A dificuldade de abrir mão do carro pela falta de metrô próximo, por exemplo, é o ponto que deixa uma região como Moema fora da lista de distritos paulistanos mais sustentáveis.
Apesar do problema com transporte, os lançamentos lá têm preço médio de R$ 5.957 o m2 - em Santana, por exemplo, ele vale R$ 3.787, segundo a consultoria Geoimóvel.
Imóveis próximos a áreas verdes e ao metrô já são normalmente mais valorizados.
Mas aspectos como acessibilidade das vias, áreas públicas de lazer e qualidade do ar, importantes para a integração e a diversidade dos moradores, nem sempre são pensados na precificação do metro quadrado e na hora da compra do bem.
O aumento de pessoas circulando a pé pelas ruas está ligado à sensação de segurança, fator de forte apelo em São Paulo. "A segurança impacta no uso de meios de transporte, no fato de ir a pé, na ampliação dos muros que criam sombra", exemplifica o arquiteto Douek.
Modelos
Quando esteve em São Paulo, em março, apresentando o projeto para uma cidade sustentável, Jean-Pierre Bardy, subdiretor do Ministério de Ecologia e Desenvolvimento Sustentável da França, afirmou: "A única maneira de pensar no futuro é ultrapassar as regras de hoje".
O discurso ecoa nas críticas a nosso modelo de mercado imobiliário. "Os bairros que mais se valorizaram estão saturados. São modelos excludentes, com muitas vagas na garagem, em condomínios fechados", afirma o arquiteto Leite.
Movimento busca índices de bem-estar
"Sobre a sustentabilidade, a grande questão é pensar em quais são os indicadores que devem ser olhados. Normalmente as avaliações são feitas a partir do PIB [Produto Interno Bruto], deixando o ambiente e a qualidade de vida de lado", afirma o empresário Oded Grajew, integrante do Movimento Nossa São Paulo.
Com o objetivo de delinear esses indicadores, a partir de amanhã o site da entidade (www.nossasaopaulo.org.br) trará um questionário para mapear quais são as prioridades dos paulistanos.
A pesquisa Irbem (Indicadores de Referência de Bem-Estar no Município) será feita com auxílio do Ibope e estará aberta à participação popular até o dia 30 de setembro. Os resultados devem apontar quais são os pontos a serem reivindicados às subprefeituras e à prefeitura.
Diferença
A percepção do morador sobre os problemas e as vantagens de seu bairro nem sempre é coerente com os dados objetivos apurados pela prefeitura.
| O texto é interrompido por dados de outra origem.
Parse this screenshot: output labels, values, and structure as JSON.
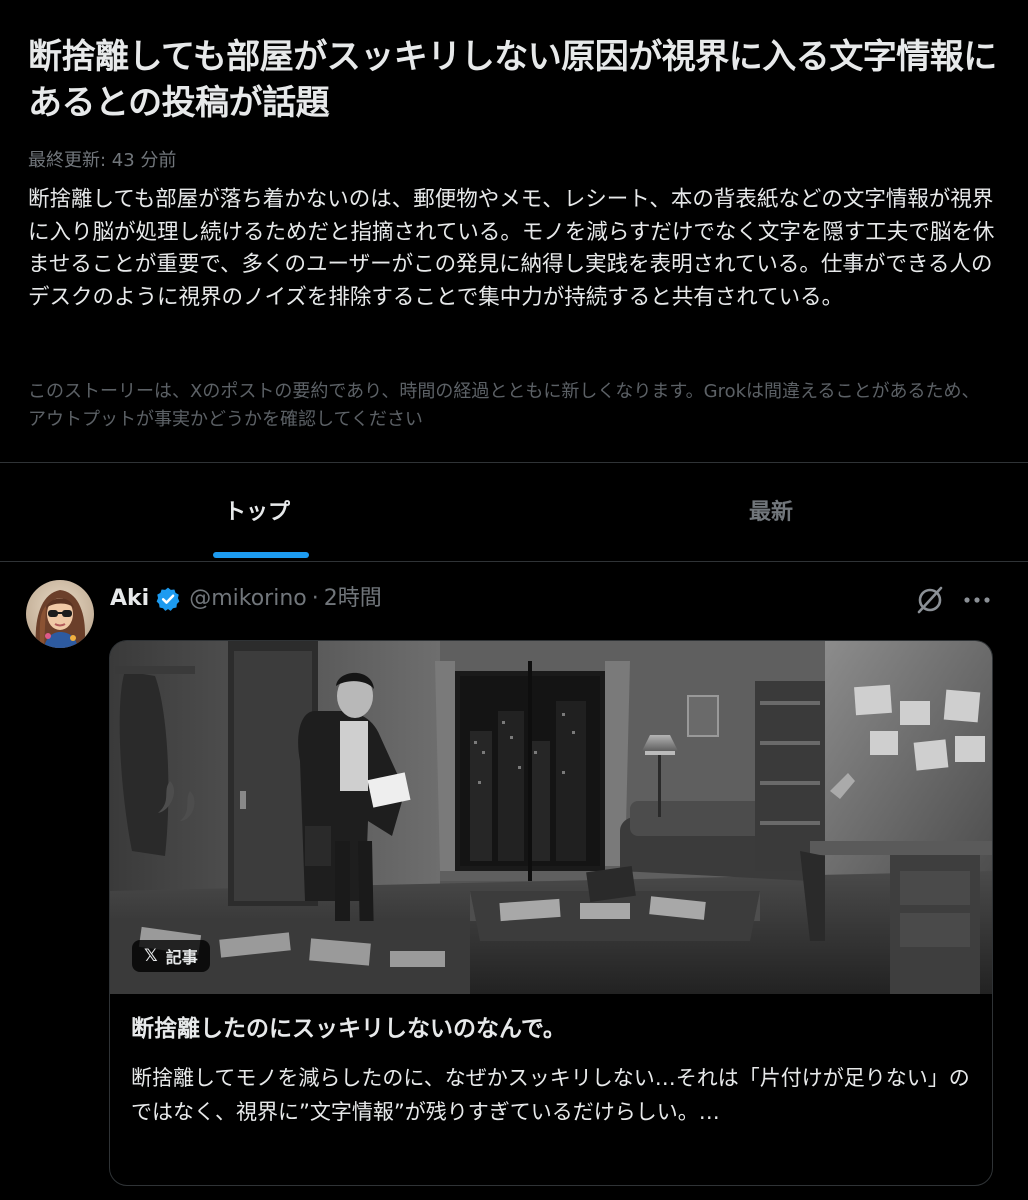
{
  "story": {
    "title": "断捨離しても部屋がスッキリしない原因が視界に入る文字情報にあるとの投稿が話題",
    "updated": "最終更新: 43 分前",
    "summary": "断捨離しても部屋が落ち着かないのは、郵便物やメモ、レシート、本の背表紙などの文字情報が視界に入り脳が処理し続けるためだと指摘されている。モノを減らすだけでなく文字を隠す工夫で脳を休ませることが重要で、多くのユーザーがこの発見に納得し実践を表明されている。仕事ができる人のデスクのように視界のノイズを排除することで集中力が持続すると共有されている。",
    "disclaimer": "このストーリーは、Xのポストの要約であり、時間の経過とともに新しくなります。Grokは間違えることがあるため、アウトプットが事実かどうかを確認してください"
  },
  "tabs": [
    {
      "label": "トップ",
      "active": true
    },
    {
      "label": "最新",
      "active": false
    }
  ],
  "post": {
    "author_name": "Aki",
    "handle": "@mikorino",
    "separator": "·",
    "time": "2時間",
    "verified": true,
    "card": {
      "badge_x": "𝕏",
      "badge_label": "記事",
      "title": "断捨離したのにスッキリしないのなんで。",
      "description": "断捨離してモノを減らしたのに、なぜかスッキリしない…それは「片付けが足りない」のではなく、視界に”文字情報”が残りすぎているだけらしい。…"
    }
  },
  "colors": {
    "background": "#000000",
    "text_primary": "#e7e9ea",
    "text_secondary": "#71767b",
    "accent": "#1d9bf0",
    "border": "#2f3336"
  }
}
Apesar da nota 6 dada na pesquisa Datafolha ao distrito da Mooca para o quesito da segurança -superior à média da cidade, de 4,6-, os números da Secretaria de Segurança Pública para a subprefeitura estão entre os piores da cidade no quesito crimes violentos não fatais. Enquanto a média da cidade é de 419,76 crimes a cada 100 mil habitantes, nessa região o índice é de 734 (números de 2006).
A variação entre opinião e fato tem relação com os parâmetros e as prioridades do morador de cada bairro. "A sensação do morador mostra a forma como ele irá agir na região e suas decisões em relação ao bairro", pondera o arquiteto David Douek.
"Conforme as pessoas refletem sobre sua qualidade de vida, passam a perceber o que é prioritário no bairro e de que forma podem contribuir", destaca Grajew.